Forget the hospital, just dig a hole and bury me already. Life was a mistake.

Her words materialised an ethereal sword that flew and pierced me through the sternum. I dropped down to my knees as I felt invisible blood leaking out of all my orifices. The only thing that refused to shut down was my mind, burning and suffering in the flames of humiliation.

“Are you okay, sir?” Anita questioned as I felt her gaze land on the downtrodden me.

Unable to answer, Sereya voluntarily assisted on my behalf, “Don’t worry, Uncle will recover in a bit.”

That wasn’t assistance. That was betrayal.

I forced whatever was left of me to stand up. I ignored Sereya’s smug face to greet Anita.

“Thank you so much for helping to cheer my daughter up,” she bowed.

“It’s fine. Can I go and drive the cart now?” I didn’t want to sit at the back of the cart and get abused any further.

“No, how could I trouble a Dragon-ranked adventurer with that? Please, your presence is already enough.”

Wait—I was a what now?

“Thanks Anita,” Sereya then whispered to me, “You being in the cart with Ain and me will help to make things a lot less awkward.”

I surrendered to my fate and let Anita take the reins for us. As she headed off to the front, I asked Sereya:

“What’s a Dragon-ranked adventurer and why am I one?”

“That’s our rank. Back when Hanasuke was inside of you, we were adventurers. Sorry, I mean we are still adventurers. A Dragon-rank license lasts a lifetime, y’know?”

My only knowledge of adventurers were the occasional few that came to visit Breven, but I wasn’t aware of any ranking system.

“Out of curiosity, what are the adventurer ranks?”
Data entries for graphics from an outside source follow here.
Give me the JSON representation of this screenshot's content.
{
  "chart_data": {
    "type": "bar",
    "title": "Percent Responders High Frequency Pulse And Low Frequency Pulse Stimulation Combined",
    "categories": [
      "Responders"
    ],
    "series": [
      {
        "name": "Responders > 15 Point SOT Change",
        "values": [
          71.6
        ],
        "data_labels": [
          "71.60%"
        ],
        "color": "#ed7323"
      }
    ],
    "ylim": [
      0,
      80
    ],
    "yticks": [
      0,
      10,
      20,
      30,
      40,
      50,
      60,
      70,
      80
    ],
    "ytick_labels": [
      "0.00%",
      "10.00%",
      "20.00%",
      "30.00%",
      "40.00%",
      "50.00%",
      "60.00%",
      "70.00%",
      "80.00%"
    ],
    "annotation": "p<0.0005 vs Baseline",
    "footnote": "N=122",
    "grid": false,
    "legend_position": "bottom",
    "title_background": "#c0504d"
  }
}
She explained, “There are five in total—Goblin, Ogre, Basilisk, Chimera and Dragon—each monster represents the approximate strength and ability of the adventurer.”

Wonderful. So I was registered as someone who’s as strong as a bloody dragon of all things. Great. Just great.

“I’m ready to go whenever you two are ready!” Anita exclaimed from the front of the horse cart.

“Don’t worry Evan. If for some reason you needed to wield your sword, just say that your old injuries made you extremely weak.”


As the two of us got on the back of the cart, Ain was tucked at the corner. Sereya nudged me to sit in front of her, while she sat at the opposite end, near our belongings. She probably found out from Anita why her daughter hated her, so sat further away to avoid aggravating the child.

I was stuck with a girl who’d call me Uncle Uncle. Goddess help me. Couldn’t have asked for a better start to our journey.